Huawei ne fera pas l'objet d'un «bannissement total» mais les opérateurs français l'utilisant vont, au mieux, recevoir des autorisations d'exploitation limitées à huit ans, selon l'Agence nationale de sécurité des systèmes informatiques (Anssi).
«Ce que je peux dire, c'est qu'il n'y aura pas un bannissement total. Les opérateurs qui n'utilisent pas Huawei, nous les incitons à ne pas y aller car c'est un peu le sens naturel des choses. Ceux qui l'utilisent déjà, nous délivrons des autorisations dont la durée varie entre trois et huit ans», a déclaré Guillaume Poupard, le directeur général de l'Anssi, chargée par le gouvernement d'instruire ce dossier, dans un entretien au journal Les Echos.
Seul Huawei est concerné
«Les décisions sont prêtes», a déclaré M.Poupard, confirmant une information de l'AFP mardi selon laquelle ces décisions n'attendent plus que d'être signées par l'exécutif.
Seuls trois équipementiers télécoms, les européens Nokia et Ericsson et le chinois Huawei, sont capables de fournir les équipements pour les futurs réseaux 5G, le système de télécommunications mobile en développement.
«Il y aura des refus», a indiqué M.Poupard aux Echos, excluant toutefois que ces refus concernent Nokia et Ericsson, et indiquant ainsi en creux que seul Huawei est concerné.
Ces décisions, qui vont bien au-delà du simple aspect industriel, interviennent sur fonds de tensions diplomatiques persistantes entre Washington et Pékin: les États-Unis font en effet pression sur leurs alliés pour qu'ils bannissent Huawei pour raison de sécurité, invoquant sa proximité avec le gouvernement chinois. L'entreprise a toujours démenti ces allégations.

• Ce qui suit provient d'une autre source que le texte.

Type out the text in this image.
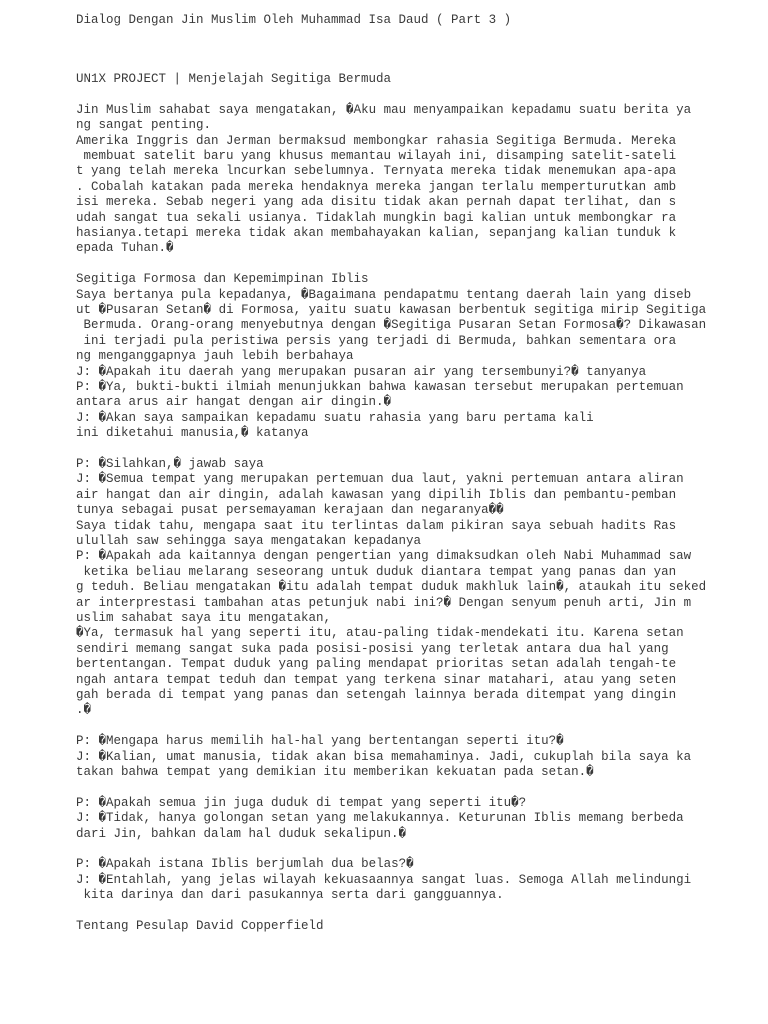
Dialog Dengan Jin Muslim Oleh Muhammad Isa Daud ( Part 3 )

UN1X PROJECT | Menjelajah Segitiga Bermuda

Jin Muslim sahabat saya mengatakan, �Aku mau menyampaikan kepadamu suatu berita ya

ng sangat penting.

Amerika Inggris dan Jerman bermaksud membongkar rahasia Segitiga Bermuda. Mereka

membuat satelit baru yang khusus memantau wilayah ini, disamping satelit-sateli

t yang telah mereka lncurkan sebelumnya. Ternyata mereka tidak menemukan apa-apa

. Cobalah katakan pada mereka hendaknya mereka jangan terlalu memperturutkan amb

isi mereka. Sebab negeri yang ada disitu tidak akan pernah dapat terlihat, dan s

udah sangat tua sekali usianya. Tidaklah mungkin bagi kalian untuk membongkar ra

hasianya.tetapi mereka tidak akan membahayakan kalian, sepanjang kalian tunduk k

epada Tuhan.�

Segitiga Formosa dan Kepemimpinan Iblis

Saya bertanya pula kepadanya, �Bagaimana pendapatmu tentang daerah lain yang diseb

ut �Pusaran Setan� di Formosa, yaitu suatu kawasan berbentuk segitiga mirip Segitiga

Bermuda. Orang-orang menyebutnya dengan �Segitiga Pusaran Setan Formosa�? Dikawasan

ini terjadi pula peristiwa persis yang terjadi di Bermuda, bahkan sementara ora

ng menganggapnya jauh lebih berbahaya

J: �Apakah itu daerah yang merupakan pusaran air yang tersembunyi?� tanyanya

P: �Ya, bukti-bukti ilmiah menunjukkan bahwa kawasan tersebut merupakan pertemuan

antara arus air hangat dengan air dingin.�

J: �Akan saya sampaikan kepadamu suatu rahasia yang baru pertama kali

ini diketahui manusia,� katanya

P: �Silahkan,� jawab saya

J: �Semua tempat yang merupakan pertemuan dua laut, yakni pertemuan antara aliran

air hangat dan air dingin, adalah kawasan yang dipilih Iblis dan pembantu-pemban

tunya sebagai pusat persemayaman kerajaan dan negaranya��

Saya tidak tahu, mengapa saat itu terlintas dalam pikiran saya sebuah hadits Ras

ulullah saw sehingga saya mengatakan kepadanya

P: �Apakah ada kaitannya dengan pengertian yang dimaksudkan oleh Nabi Muhammad saw

ketika beliau melarang seseorang untuk duduk diantara tempat yang panas dan yan

g teduh. Beliau mengatakan �itu adalah tempat duduk makhluk lain�, ataukah itu seked

ar interprestasi tambahan atas petunjuk nabi ini?� Dengan senyum penuh arti, Jin m

uslim sahabat saya itu mengatakan,

�Ya, termasuk hal yang seperti itu, atau-paling tidak-mendekati itu. Karena setan

sendiri memang sangat suka pada posisi-posisi yang terletak antara dua hal yang

bertentangan. Tempat duduk yang paling mendapat prioritas setan adalah tengah-te

ngah antara tempat teduh dan tempat yang terkena sinar matahari, atau yang seten

gah berada di tempat yang panas dan setengah lainnya berada ditempat yang dingin

.�

P: �Mengapa harus memilih hal-hal yang bertentangan seperti itu?�

J: �Kalian, umat manusia, tidak akan bisa memahaminya. Jadi, cukuplah bila saya ka

takan bahwa tempat yang demikian itu memberikan kekuatan pada setan.�

P: �Apakah semua jin juga duduk di tempat yang seperti itu�?

J: �Tidak, hanya golongan setan yang melakukannya. Keturunan Iblis memang berbeda

dari Jin, bahkan dalam hal duduk sekalipun.�

P: �Apakah istana Iblis berjumlah dua belas?�

J: �Entahlah, yang jelas wilayah kekuasaannya sangat luas. Semoga Allah melindungi

kita darinya dan dari pasukannya serta dari gangguannya.

Tentang Pesulap David Copperfield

Quoi qu'il en soit, l'enjeu est particulièrement important en France pour les opérateurs SFR (Altice) et Bouygues Telecom qui utilisent déjà des antennes Huawei dans leurs réseaux 4G et veulent s'appuyer dessus pour déployer la 5G.
Alors que l'Arcep, le régulateur des télécoms, a fixé à septembre les enchères pour l'attribution des nouvelles fréquences et que les premières offres commerciales pourraient être disponibles en France avant la fin de l'année, les deux opérateurs s'inquiètent de devoir changer d'équipementier, ou même démonter leurs anciens équipements en cas d'incompatibilité.
Le plan en cas de bannissement de Huawei
Ils ont prévenu qu'ils demanderont une compensation si l'État barre la route au groupe chinois.
«Ce que l'on fait sur la 5G en France, c'est un compromis. Il faut développer la 5G dans des conditions économiques acceptables pour les opérateurs télécoms et aussi souveraines, qui nous permettent de ne pas être dépendants de tel ou tel équipement ou pays», a tenté de déminer le directeur de l'Anssi.
«Beaucoup d'antennes installées sont compatibles avec la 5G», a-t-il notamment réagi au sujet du caractère dissuasif de ces restrictions, compte tenu du montant à investir pour les opérateurs.
«Nous ne sommes pas dans du Huawei bashing, ni dans du racisme antichinois», a assuré M.Poupard.
«Voilà tout le sens de la discussion avec les opérateurs télécoms sur le choix de leurs équipementiers. Ce n'est pas un procès d'intention que l'on fait à telle entreprise ou tel pays. La question, c'est juste celle de la souveraineté», a conclu M.Poupard.
Une autre inconnue pèse sur le déploiement de cette nouvelle technologie: le 21 juin, la ministre de la transition écologique Elisabeth Borne a annoncé avoir demandé au Premier ministre d'attendre l'évaluation des effets sanitaires de la 5G par l'Anses - espérée pour la fin du premier trimestre 2021 - avant de la déployer.
Le Conseil d'État, saisi par des associations inquiètes des potentiels effets néfastes de la 5G sur la santé et l'environnement, doit se prononcer prochainement.